Carlos Cruz-Diez installation in Coral Gables
Coral Gables City Hall, Raúl Valdés-Fauli, Mayor of Coral Gables, and curator Ninoska Huerta presented a public art installation at City Hall and surrounding areas by Venezuelan Kinetic Master Carlos Cruz-Diez. Comprised of a chromatic environment specifically designed for the city, the installation will be on view until January 20, 2018.
Thirteen brightly colored, oversized banners designed by Master Cruz-Diez and commissioned by the City of Coral Gables will adorn the columns of the historic City Hall building and complement the multicolored geometric crosswalks linking City Hall with the Coral Gables Museum.
World-renowned for his ephemeral public works of art that create chromatic interventions and in this case, Cruz-Diez’s pedestrian walkways will guide the public through the streets of the city creating a link between the City Hall building and the Coral Gables Museum. This project includes the installation of thirteen colorful triangular banners that adorn the historical City Hall building’s facade, followed by eight different pedestrian crosswalks that create a modern art path from the front of the building toward the Coral Gables Museum, crossings important streets like Biltmore Way, Coral Way, Le Jeune Road-Aragon Avenue and Salzedo Street. This public art project is included in Art Basel Miami Beach 2017 program.
In addition, the vibrantly painted pedestrian walkways have been placed in Coral Gables to offer the experience of color in the city to each passerby through his chromatic inductions. In parallel, the Museum will be showcasing photographs of master Cruz-Diez long history of pedestrian crosswalks all over the world, including the entrance to the Marlin’s Stadium in Miami, and more recently, the one at The Broad Museum in Los Angeles.

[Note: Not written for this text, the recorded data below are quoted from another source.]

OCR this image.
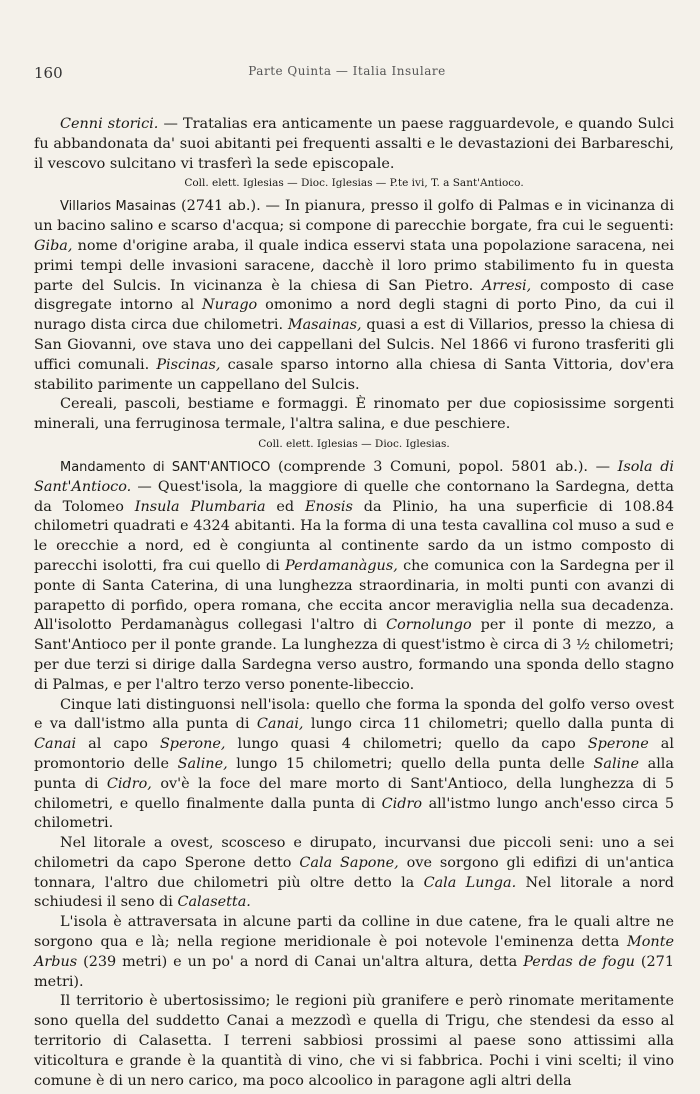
160	Parte Quinta — Italia Insulare

Cenni storici. — Tratalias era anticamente un paese ragguardevole, e quando Sulci fu abbandonata da' suoi abitanti pei frequenti assalti e le devastazioni dei Barbareschi, il vescovo sulcitano vi trasferì la sede episcopale.

Coll. elett. Iglesias — Dioc. Iglesias — P.te ivi, T. a Sant'Antioco.

Villarios Masainas (2741 ab.). — In pianura, presso il golfo di Palmas e in vicinanza di un bacino salino e scarso d'acqua; si compone di parecchie borgate, fra cui le seguenti: Giba, nome d'origine araba, il quale indica esservi stata una popolazione saracena, nei primi tempi delle invasioni saracene, dacchè il loro primo stabilimento fu in questa parte del Sulcis. In vicinanza è la chiesa di San Pietro. Arresi, composto di case disgregate intorno al Nurago omonimo a nord degli stagni di porto Pino, da cui il nurago dista circa due chilometri. Masainas, quasi a est di Villarios, presso la chiesa di San Giovanni, ove stava uno dei cappellani del Sulcis. Nel 1866 vi furono trasferiti gli uffici comunali. Piscinas, casale sparso intorno alla chiesa di Santa Vittoria, dov'era stabilito parimente un cappellano del Sulcis.

Cereali, pascoli, bestiame e formaggi. È rinomato per due copiosissime sorgenti minerali, una ferruginosa termale, l'altra salina, e due peschiere.

Coll. elett. Iglesias — Dioc. Iglesias.

Mandamento di SANT'ANTIOCO (comprende 3 Comuni, popol. 5801 ab.). — Isola di Sant'Antioco. — Quest'isola, la maggiore di quelle che contornano la Sardegna, detta da Tolomeo Insula Plumbaria ed Enosis da Plinio, ha una superficie di 108.84 chilometri quadrati e 4324 abitanti. Ha la forma di una testa cavallina col muso a sud e le orecchie a nord, ed è congiunta al continente sardo da un istmo composto di parecchi isolotti, fra cui quello di Perdamanàgus, che comunica con la Sardegna per il ponte di Santa Caterina, di una lunghezza straordinaria, in molti punti con avanzi di parapetto di porfido, opera romana, che eccita ancor meraviglia nella sua decadenza. All'isolotto Perdamanàgus collegasi l'altro di Cornolungo per il ponte di mezzo, a Sant'Antioco per il ponte grande. La lunghezza di quest'istmo è circa di 3 ½ chilometri; per due terzi si dirige dalla Sardegna verso austro, formando una sponda dello stagno di Palmas, e per l'altro terzo verso ponente-libeccio.

Cinque lati distinguonsi nell'isola: quello che forma la sponda del golfo verso ovest e va dall'istmo alla punta di Canai, lungo circa 11 chilometri; quello dalla punta di Canai al capo Sperone, lungo quasi 4 chilometri; quello da capo Sperone al promontorio delle Saline, lungo 15 chilometri; quello della punta delle Saline alla punta di Cidro, ov'è la foce del mare morto di Sant'Antioco, della lunghezza di 5 chilometri, e quello finalmente dalla punta di Cidro all'istmo lungo anch'esso circa 5 chilometri.

Nel litorale a ovest, scosceso e dirupato, incurvansi due piccoli seni: uno a sei chilometri da capo Sperone detto Cala Sapone, ove sorgono gli edifizi di un'antica tonnara, l'altro due chilometri più oltre detto la Cala Lunga. Nel litorale a nord schiudesi il seno di Calasetta.

L'isola è attraversata in alcune parti da colline in due catene, fra le quali altre ne sorgono qua e là; nella regione meridionale è poi notevole l'eminenza detta Monte Arbus (239 metri) e un po' a nord di Canai un'altra altura, detta Perdas de fogu (271 metri).

Il territorio è ubertosissimo; le regioni più granifere e però rinomate meritamente sono quella del suddetto Canai a mezzodì e quella di Trigu, che stendesi da esso al territorio di Calasetta. I terreni sabbiosi prossimi al paese sono attissimi alla viticoltura e grande è la quantità di vino, che vi si fabbrica. Pochi i vini scelti; il vino comune è di un nero carico, ma poco alcoolico in paragone agli altri della
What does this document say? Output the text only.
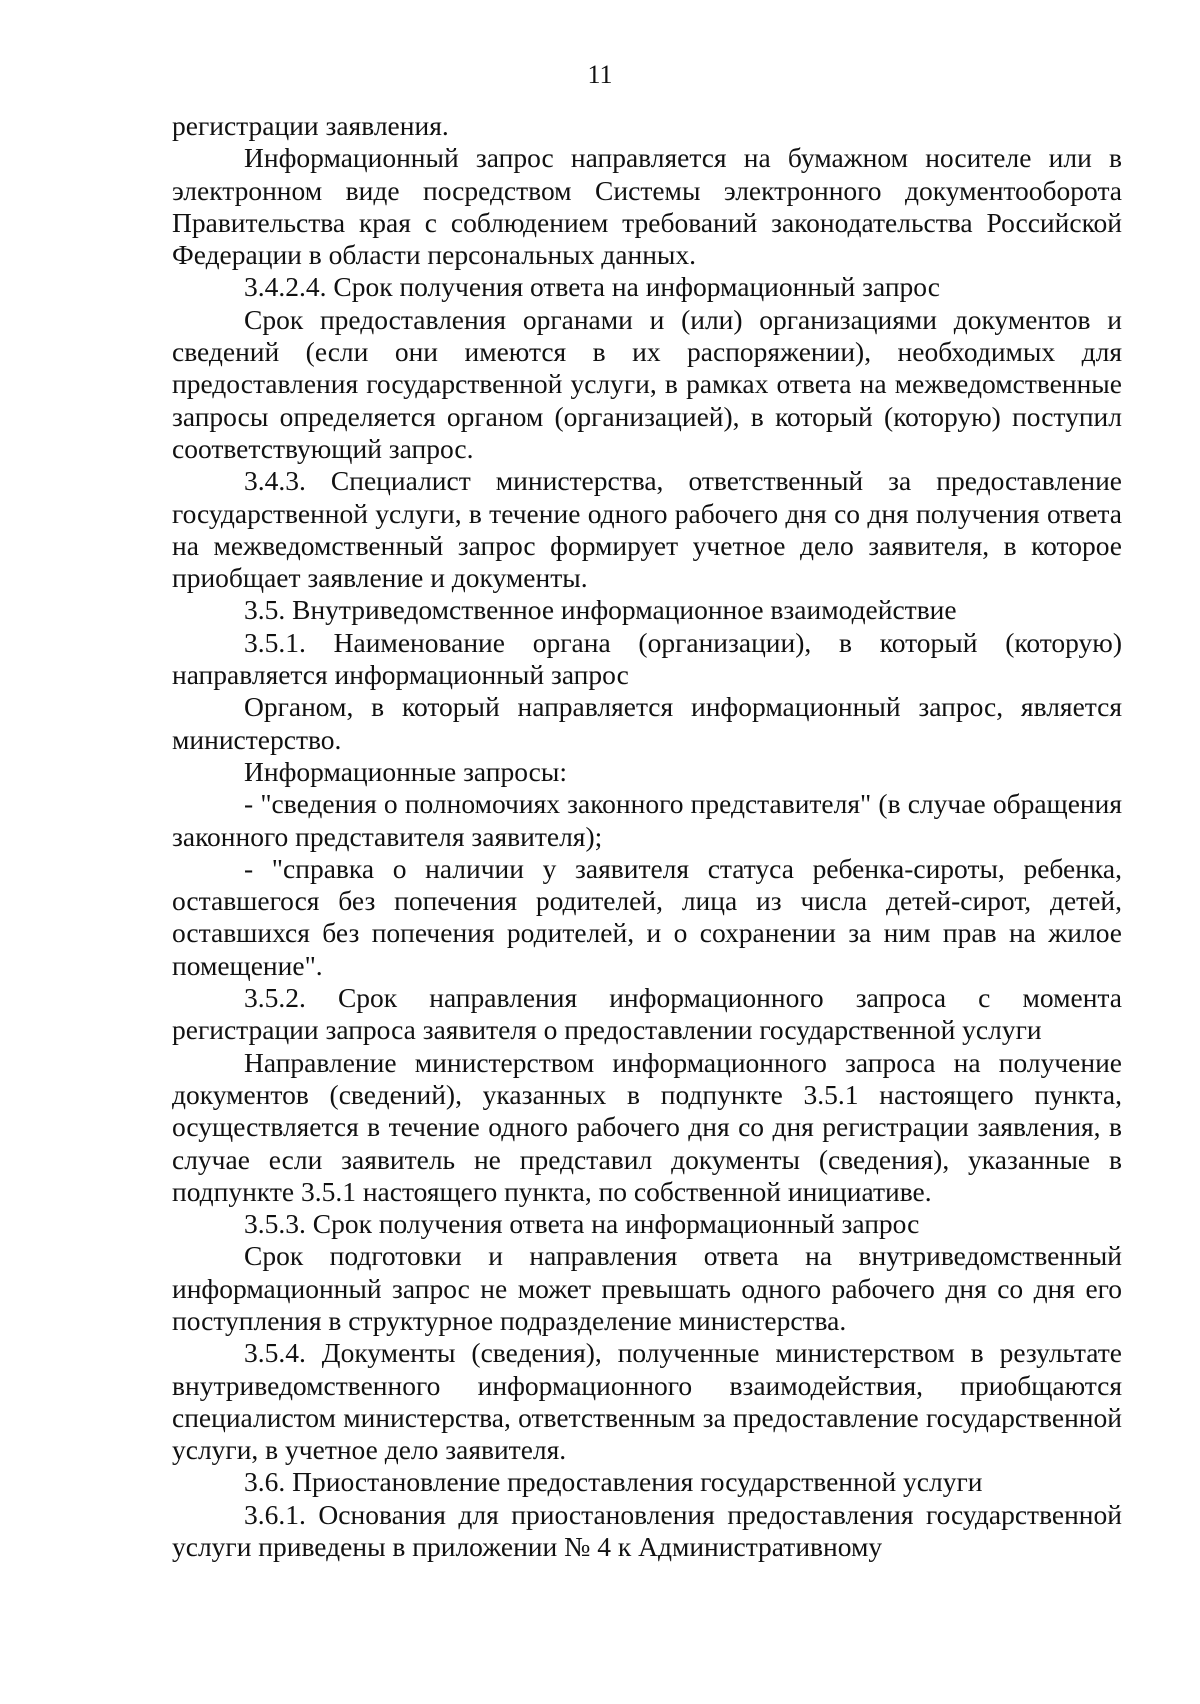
11

регистрации заявления.

Информационный запрос направляется на бумажном носителе или в электронном виде посредством Системы электронного документооборота Правительства края с соблюдением требований законодательства Российской Федерации в области персональных данных.

3.4.2.4. Срок получения ответа на информационный запрос

Срок предоставления органами и (или) организациями документов и сведений (если они имеются в их распоряжении), необходимых для предоставления государственной услуги, в рамках ответа на межведомственные запросы определяется органом (организацией), в который (которую) поступил соответствующий запрос.

3.4.3. Специалист министерства, ответственный за предоставление государственной услуги, в течение одного рабочего дня со дня получения ответа на межведомственный запрос формирует учетное дело заявителя, в которое приобщает заявление и документы.

3.5. Внутриведомственное информационное взаимодействие

3.5.1. Наименование органа (организации), в который (которую) направляется информационный запрос

Органом, в который направляется информационный запрос, является министерство.

Информационные запросы:

- "сведения о полномочиях законного представителя" (в случае обращения законного представителя заявителя);

- "справка о наличии у заявителя статуса ребенка-сироты, ребенка, оставшегося без попечения родителей, лица из числа детей-сирот, детей, оставшихся без попечения родителей, и о сохранении за ним прав на жилое помещение".

3.5.2. Срок направления информационного запроса с момента регистрации запроса заявителя о предоставлении государственной услуги

Направление министерством информационного запроса на получение документов (сведений), указанных в подпункте 3.5.1 настоящего пункта, осуществляется в течение одного рабочего дня со дня регистрации заявления, в случае если заявитель не представил документы (сведения), указанные в подпункте 3.5.1 настоящего пункта, по собственной инициативе.

3.5.3. Срок получения ответа на информационный запрос

Срок подготовки и направления ответа на внутриведомственный информационный запрос не может превышать одного рабочего дня со дня его поступления в структурное подразделение министерства.

3.5.4. Документы (сведения), полученные министерством в результате внутриведомственного информационного взаимодействия, приобщаются специалистом министерства, ответственным за предоставление государственной услуги, в учетное дело заявителя.

3.6. Приостановление предоставления государственной услуги

3.6.1. Основания для приостановления предоставления государственной услуги приведены в приложении № 4 к Административному
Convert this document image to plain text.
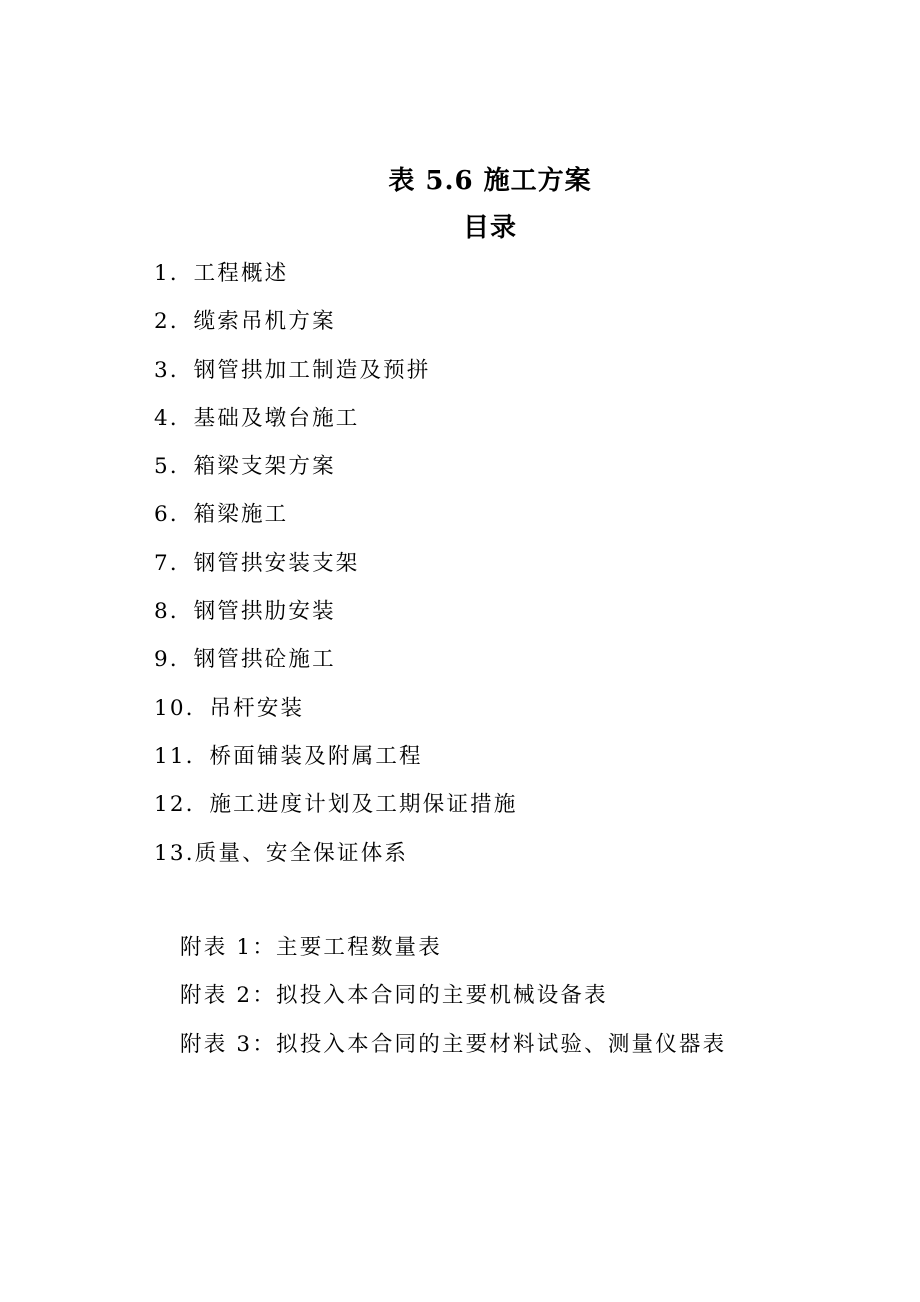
表 5.6 施工方案
目录
1．工程概述
2．缆索吊机方案
3．钢管拱加工制造及预拼
4．基础及墩台施工
5．箱梁支架方案
6．箱梁施工
7．钢管拱安装支架
8．钢管拱肋安装
9．钢管拱砼施工
10．吊杆安装
11．桥面铺装及附属工程
12．施工进度计划及工期保证措施
13.质量、安全保证体系
附表 1：主要工程数量表
附表 2：拟投入本合同的主要机械设备表
附表 3：拟投入本合同的主要材料试验、测量仪器表
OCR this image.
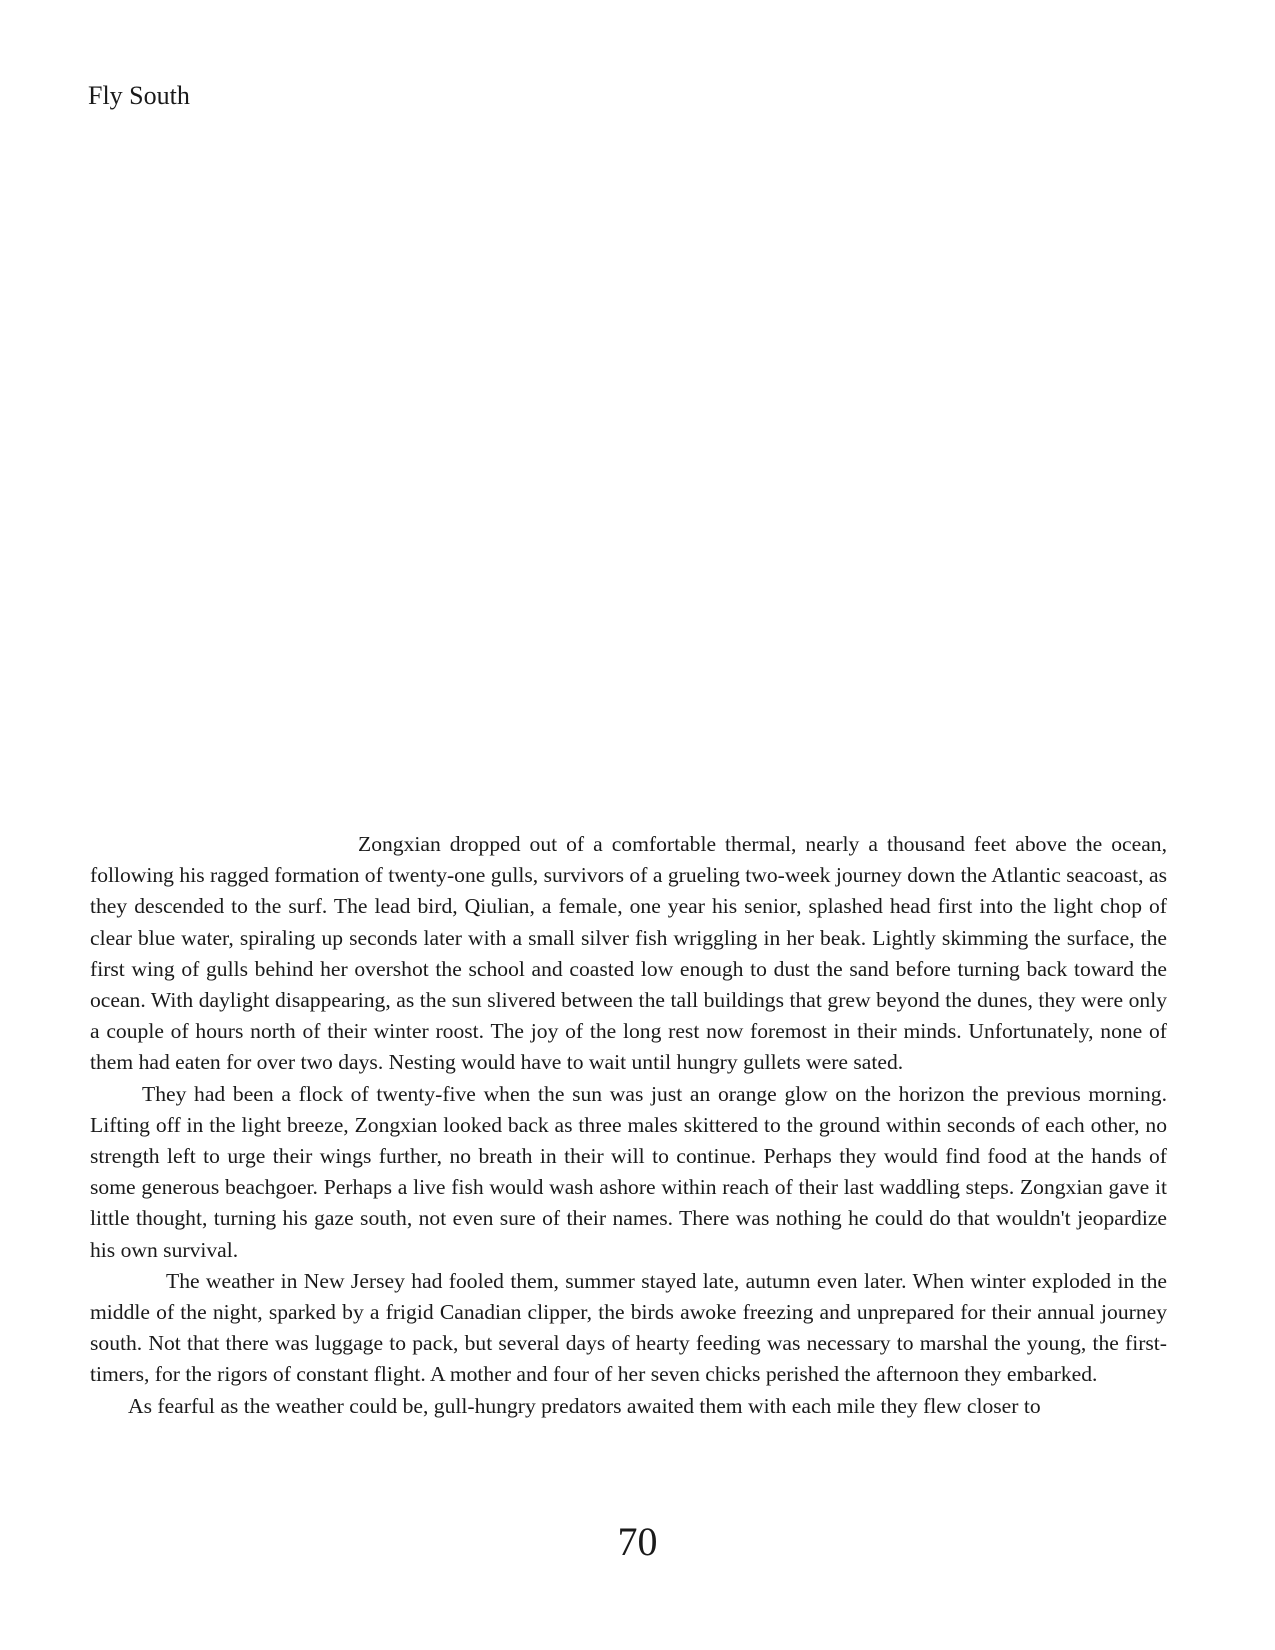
Fly South

Zongxian dropped out of a comfortable thermal, nearly a thousand feet above the ocean, following his ragged formation of twenty-one gulls, survivors of a grueling two-week journey down the Atlantic seacoast, as they descended to the surf. The lead bird, Qiulian, a female, one year his senior, splashed head first into the light chop of clear blue water, spiraling up seconds later with a small silver fish wriggling in her beak. Lightly skimming the surface, the first wing of gulls behind her overshot the school and coasted low enough to dust the sand before turning back toward the ocean. With daylight disappearing, as the sun slivered between the tall buildings that grew beyond the dunes, they were only a couple of hours north of their winter roost. The joy of the long rest now foremost in their minds. Unfortunately, none of them had eaten for over two days. Nesting would have to wait until hungry gullets were sated.

They had been a flock of twenty-five when the sun was just an orange glow on the horizon the previous morning. Lifting off in the light breeze, Zongxian looked back as three males skittered to the ground within seconds of each other, no strength left to urge their wings further, no breath in their will to continue. Perhaps they would find food at the hands of some generous beachgoer. Perhaps a live fish would wash ashore within reach of their last waddling steps. Zongxian gave it little thought, turning his gaze south, not even sure of their names. There was nothing he could do that wouldn't jeopardize his own survival.

The weather in New Jersey had fooled them, summer stayed late, autumn even later. When winter exploded in the middle of the night, sparked by a frigid Canadian clipper, the birds awoke freezing and unprepared for their annual journey south. Not that there was luggage to pack, but several days of hearty feeding was necessary to marshal the young, the first-timers, for the rigors of constant flight. A mother and four of her seven chicks perished the afternoon they embarked.

As fearful as the weather could be, gull-hungry predators awaited them with each mile they flew closer to

70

Carlos Cruz-Diez (Caracas, 1923) is one of the most important Latin American living masters. He has traveled extensively around the globe showcasing his works in major museums and exhibitions, devoting his entire professional life and practice to reflecting on the concept of color and our eye´s perception of color, thereby becoming one of the most prominent and representative figures in the Kinetic Art movement.
In the early fifties after having trained as a painter, Cruz-Diez began studying Goethe’s color schemes. However, instead of focusing on a single new theory of color, he devoted himself to understanding the behavior of color and light in art, and its relation to how it is perceived by the human eye and the brain, reflecting on the true nature of color. He is recognized globally for his studies in color and what he named Physiochromies, Chromo-interferences and Chromo-additions, Chromatic inductions, and Chromosaturations, all different structures that reveal color’s relationship and conditioning to the environment, based on the movement of the eye, light, and the viewer; creating an illusion of movement and an evolving process in which color appears as a reflective element that is simultaneously additive and subtractive, constantly tricking the eye and creating new color schemes in the process.